La vitamine D figure parmi les premières causes d’intoxication aux compléments alimentaires signalées en Europe, par mésusage chez le nourrisson et auto-supplémentation à hautes doses chez l’adolescent et l’adulte, sujet d’actualité régulièrement repris par TF1 Info et la presse française. Un cas clinique américain de 2025 décrit un adolescent de 17 ans présentant une hypercalcémie sévère (calcium corrigé à 13,2 mg/dL) après une ingestion quotidienne élevée de 14 045 UI de vitamine D3 pendant un an ; le taux de 25-hydroxyvitamine D atteignait 594 ng/mL, contre une norme de 30-100 ng/mL[5]. En France, le dispositif de nutrivigilance de l’Anses a documenté plusieurs cas pédiatriques d’hypercalcémie sévère, de néphrocalcinose et d’atteinte du rein chez des nourrissons supplémentés avec des produits potentiellement dangereux fortement dosés et achetés sur internet (5 000 à 10 000 UI par goutte)[8]. Les recommandations 2024 de l’Endocrine Society limitent désormais la supplémentation aux populations à risque documenté[6], pour éviter le surdosage et ses conséquences néfastes pour la santé.

Apports maximaux tolérables (UL) et risques principaux des principaux nutriments
Nutriment UL adultes (par jour) Risque principal du dépassement chronique
Vitamine A préformée 3 000 µg ER Hépatotoxicité, tératogénicité, fragilité osseuse
Vitamine D 100 µg (4 000 UI) Hypercalcémie, néphrocalcinose, calcifications artérielles
Vitamine B6 12 mg[12] Neuropathie périphérique sensitive

Quelles populations sont les plus exposées au surdosage en Suisse ?

Pourquoi les enfants sont-ils particulièrement à risque ?

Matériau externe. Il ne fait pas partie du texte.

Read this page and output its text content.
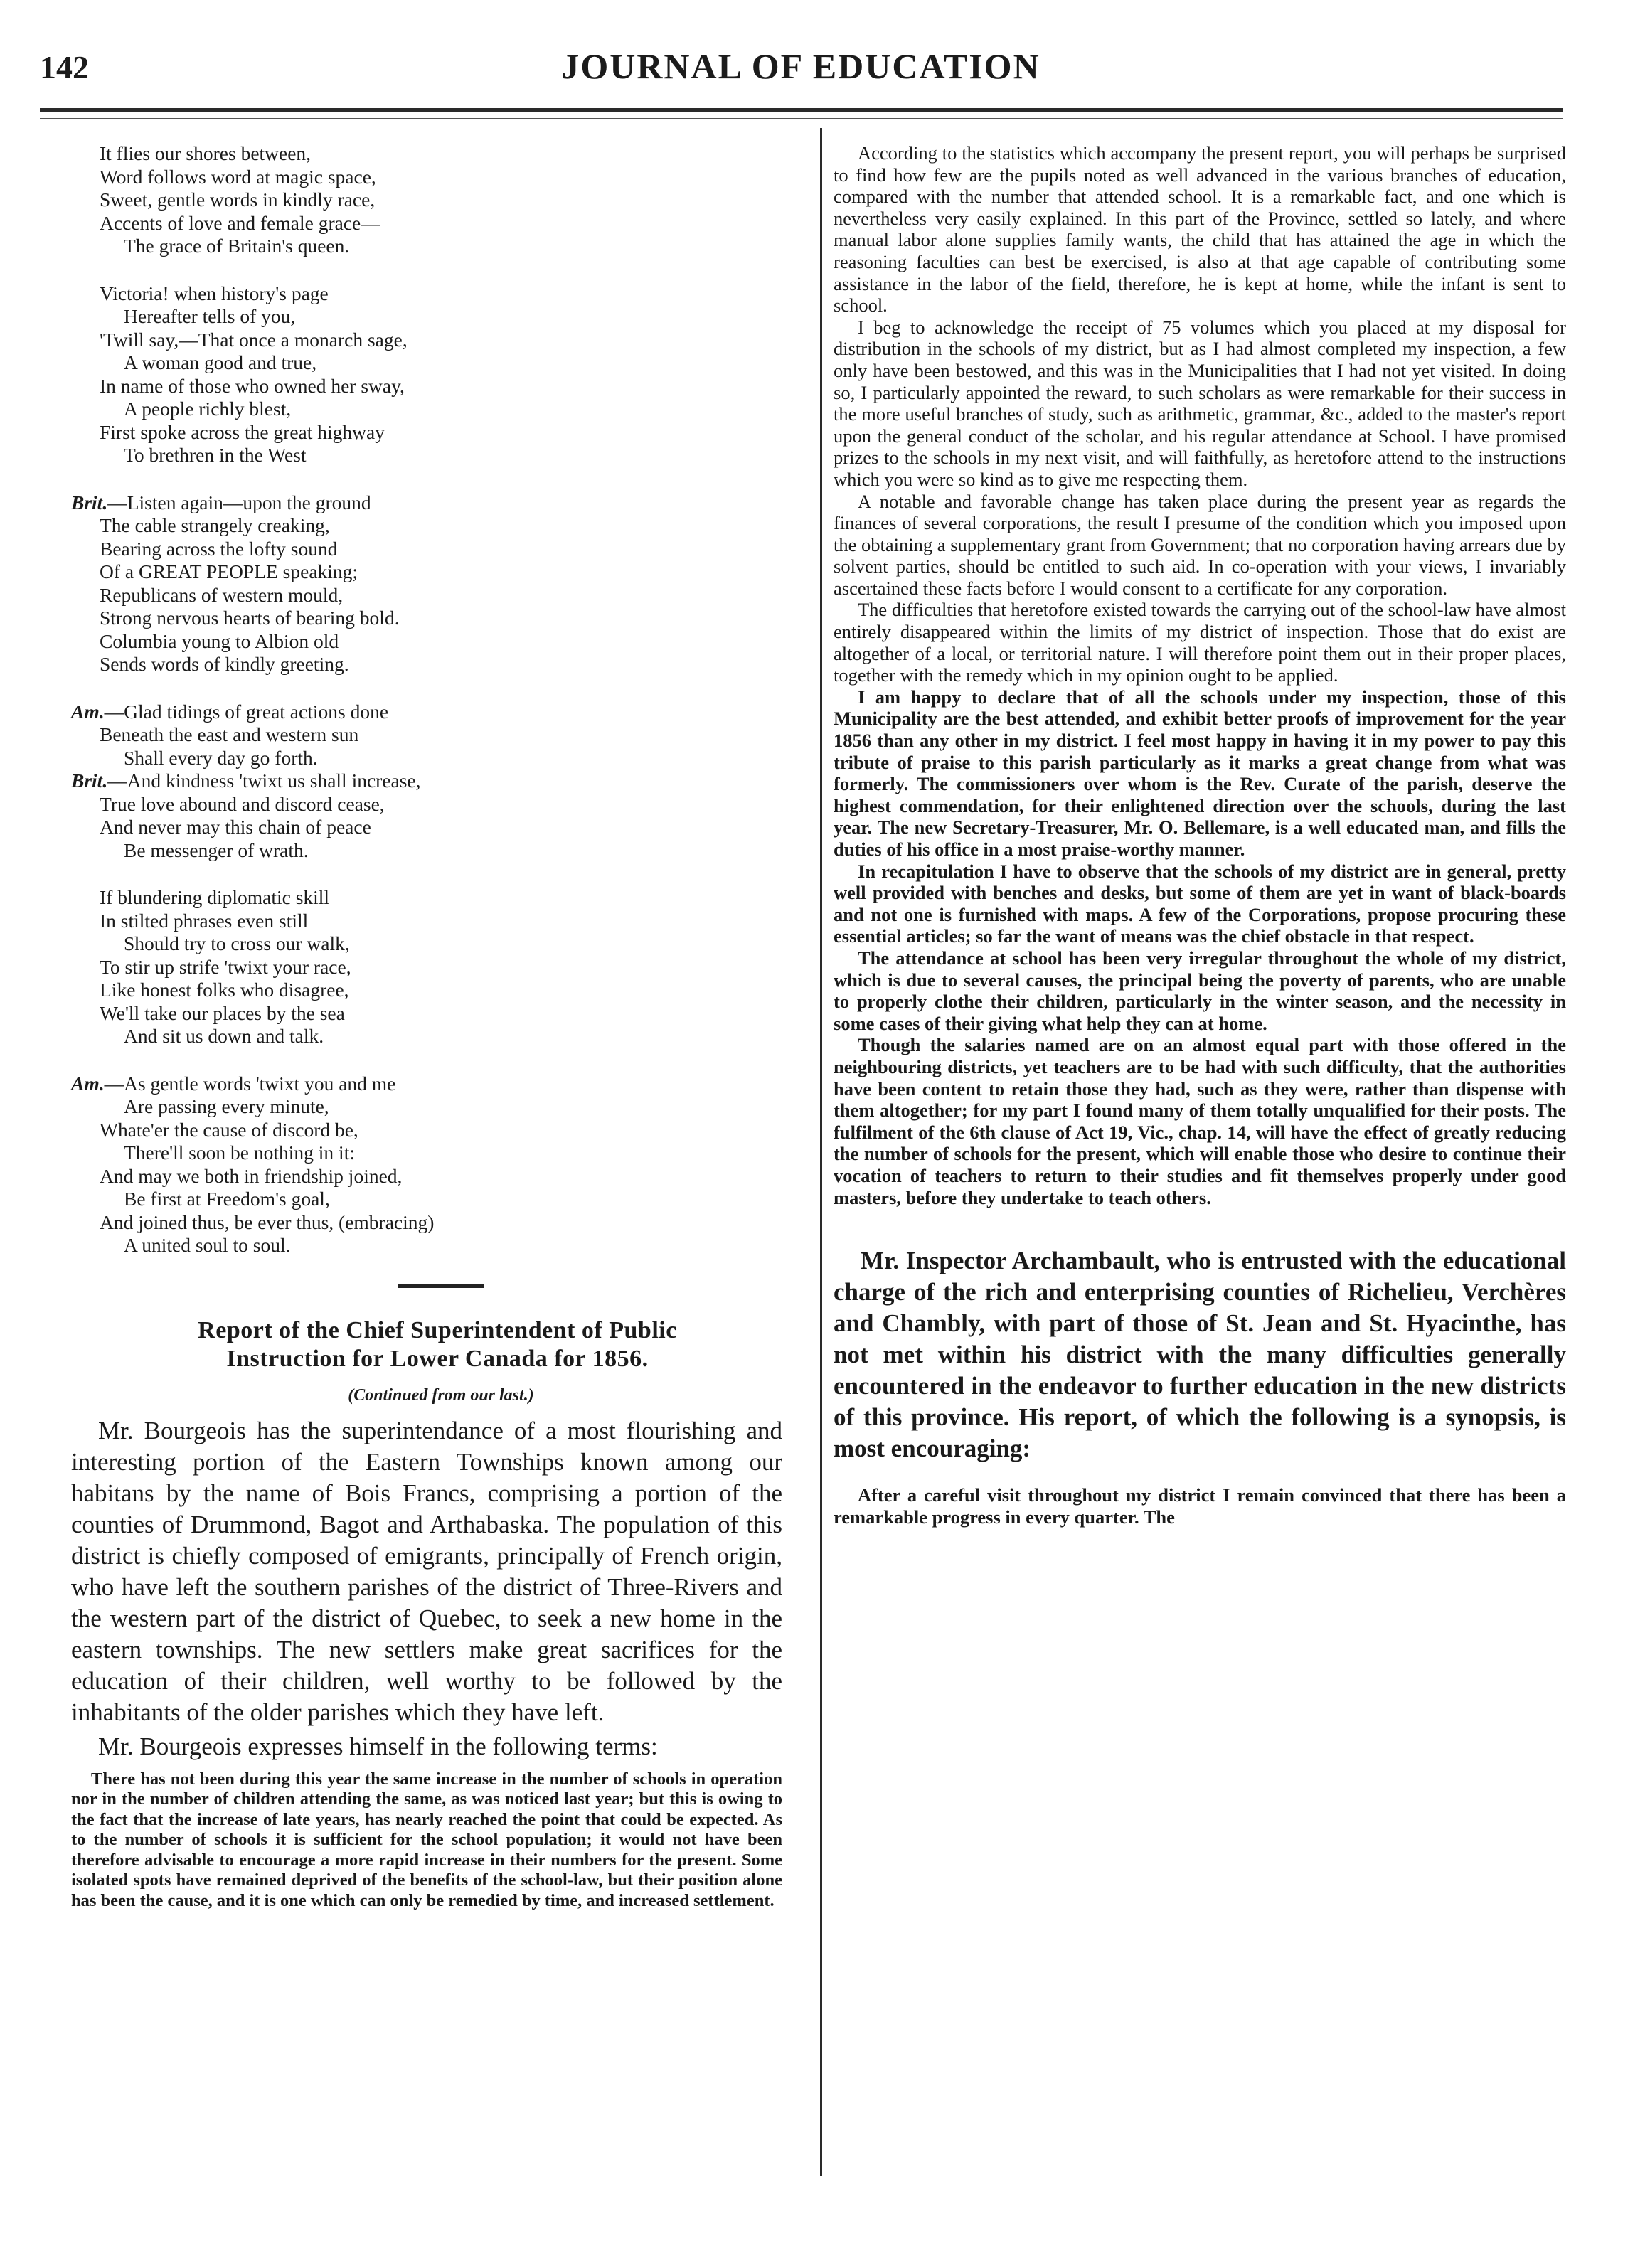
142	JOURNAL OF EDUCATION
It flies our shores between,
Word follows word at magic space,
Sweet, gentle words in kindly race,
Accents of love and female grace—
The grace of Britain's queen.
Victoria! when history's page
Hereafter tells of you,
'Twill say,—That once a monarch sage,
A woman good and true,
In name of those who owned her sway,
A people richly blest,
First spoke across the great highway
To brethren in the West
Brit.—Listen again—upon the ground
The cable strangely creaking,
Bearing across the lofty sound
Of a GREAT PEOPLE speaking;
Republicans of western mould,
Strong nervous hearts of bearing bold.
Columbia young to Albion old
Sends words of kindly greeting.
Am.—Glad tidings of great actions done
Beneath the east and western sun
Shall every day go forth.
Brit.—And kindness 'twixt us shall increase,
True love abound and discord cease,
And never may this chain of peace
Be messenger of wrath.
If blundering diplomatic skill
In stilted phrases even still
Should try to cross our walk,
To stir up strife 'twixt your race,
Like honest folks who disagree,
We'll take our places by the sea
And sit us down and talk.
Am.—As gentle words 'twixt you and me
Are passing every minute,
Whate'er the cause of discord be,
There'll soon be nothing in it:
And may we both in friendship joined,
Be first at Freedom's goal,
And joined thus, be ever thus, (embracing)
A united soul to soul.
Report of the Chief Superintendent of Public
Instruction for Lower Canada for 1856.
(Continued from our last.)

Mr. Bourgeois has the superintendance of a most flourishing and interesting portion of the Eastern Townships known among our habitans by the name of Bois Francs, comprising a portion of the counties of Drummond, Bagot and Arthabaska. The population of this district is chiefly composed of emigrants, principally of French origin, who have left the southern parishes of the district of Three-Rivers and the western part of the district of Quebec, to seek a new home in the eastern townships. The new settlers make great sacrifices for the education of their children, well worthy to be followed by the inhabitants of the older parishes which they have left.

Mr. Bourgeois expresses himself in the following terms:

There has not been during this year the same increase in the number of schools in operation nor in the number of children attending the same, as was noticed last year; but this is owing to the fact that the increase of late years, has nearly reached the point that could be expected. As to the number of schools it is sufficient for the school population; it would not have been therefore advisable to encourage a more rapid increase in their numbers for the present. Some isolated spots have remained deprived of the benefits of the school-law, but their position alone has been the cause, and it is one which can only be remedied by time, and increased settlement.

According to the statistics which accompany the present report, you will perhaps be surprised to find how few are the pupils noted as well advanced in the various branches of education, compared with the number that attended school. It is a remarkable fact, and one which is nevertheless very easily explained. In this part of the Province, settled so lately, and where manual labor alone supplies family wants, the child that has attained the age in which the reasoning faculties can best be exercised, is also at that age capable of contributing some assistance in the labor of the field, therefore, he is kept at home, while the infant is sent to school.

I beg to acknowledge the receipt of 75 volumes which you placed at my disposal for distribution in the schools of my district, but as I had almost completed my inspection, a few only have been bestowed, and this was in the Municipalities that I had not yet visited. In doing so, I particularly appointed the reward, to such scholars as were remarkable for their success in the more useful branches of study, such as arithmetic, grammar, &c., added to the master's report upon the general conduct of the scholar, and his regular attendance at School. I have promised prizes to the schools in my next visit, and will faithfully, as heretofore attend to the instructions which you were so kind as to give me respecting them.

A notable and favorable change has taken place during the present year as regards the finances of several corporations, the result I presume of the condition which you imposed upon the obtaining a supplementary grant from Government; that no corporation having arrears due by solvent parties, should be entitled to such aid. In co-operation with your views, I invariably ascertained these facts before I would consent to a certificate for any corporation.

The difficulties that heretofore existed towards the carrying out of the school-law have almost entirely disappeared within the limits of my district of inspection. Those that do exist are altogether of a local, or territorial nature. I will therefore point them out in their proper places, together with the remedy which in my opinion ought to be applied.

I am happy to declare that of all the schools under my inspection, those of this Municipality are the best attended, and exhibit better proofs of improvement for the year 1856 than any other in my district. I feel most happy in having it in my power to pay this tribute of praise to this parish particularly as it marks a great change from what was formerly. The commissioners over whom is the Rev. Curate of the parish, deserve the highest commendation, for their enlightened direction over the schools, during the last year. The new Secretary-Treasurer, Mr. O. Bellemare, is a well educated man, and fills the duties of his office in a most praise-worthy manner.

In recapitulation I have to observe that the schools of my district are in general, pretty well provided with benches and desks, but some of them are yet in want of black-boards and not one is furnished with maps. A few of the Corporations, propose procuring these essential articles; so far the want of means was the chief obstacle in that respect.

The attendance at school has been very irregular throughout the whole of my district, which is due to several causes, the principal being the poverty of parents, who are unable to properly clothe their children, particularly in the winter season, and the necessity in some cases of their giving what help they can at home.

Though the salaries named are on an almost equal part with those offered in the neighbouring districts, yet teachers are to be had with such difficulty, that the authorities have been content to retain those they had, such as they were, rather than dispense with them altogether; for my part I found many of them totally unqualified for their posts. The fulfilment of the 6th clause of Act 19, Vic., chap. 14, will have the effect of greatly reducing the number of schools for the present, which will enable those who desire to continue their vocation of teachers to return to their studies and fit themselves properly under good masters, before they undertake to teach others.

Mr. Inspector Archambault, who is entrusted with the educational charge of the rich and enterprising counties of Richelieu, Verchères and Chambly, with part of those of St. Jean and St. Hyacinthe, has not met within his district with the many difficulties generally encountered in the endeavor to further education in the new districts of this province. His report, of which the following is a synopsis, is most encouraging:

After a careful visit throughout my district I remain convinced that there has been a remarkable progress in every quarter. The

Les plus jeunes sont particulièrement vulnérables aux excès : leur poids corporel réduit abaisse le seuil toxique de chaque nutriment, et l’apparence d’une pilule ludique ou sucrée de nombreux produits (gummies, sirops aromatisés) favorise une ingestion accidentelle ou répétée, confondue à tort avec une friandise. Une étude de la Haute école spécialisée bernoise et de la Fédération suisse des consommateurs publiée en 2025 a montré que la plupart des compléments alimentaires destinés aux enfants vendus en grande surface et en pharmacie contenaient des doses supérieures à l’apport nutritionnel recommandé pour leur tranche d’âge[10], affichant un grand nombre de références concernées. Tox Info Suisse rapporte que près des deux tiers de ses 1 200 demandes liées aux compléments entre 2014 et 2019 concernaient des ingestions accidentelles chez de jeunes enfants[2]. L’OSAV recommande qu’une supplémentation pédiatrique fasse systématiquement l’objet d’une consultation professionnelle et d’un avis médical préalable, dans une perspective de prise en charge prudente.

Conseil pratique

Pour les nourrissons, l’Anses recommande de privilégier la vitamine D sous forme pharmaceutique et médicamenteuse plutôt qu’en complément alimentaire : ce traitement, prescrit par un médecin, garantit un dosage recommandé contrôlé et une notice détaillée, ce que les compléments achetés sur internet et sur un marché peu régulé ne fournissent pas toujours.

Substances à éviter absolument

Le 2,4-dinitrophénol (DNP), la diméthylamylamine (DMAA) et la levure de riz rouge figurent parmi les substances à éviter et sont interdites dans les compléments alimentaires nationaux en raison de leurs risques d’intoxication grave, parfois mortelle. La vente persiste sur certains sites internet hors circuits agréés, un problème d’application des règles toujours d’actualité.

Quels groupes adultes méritent une surveillance accrue ?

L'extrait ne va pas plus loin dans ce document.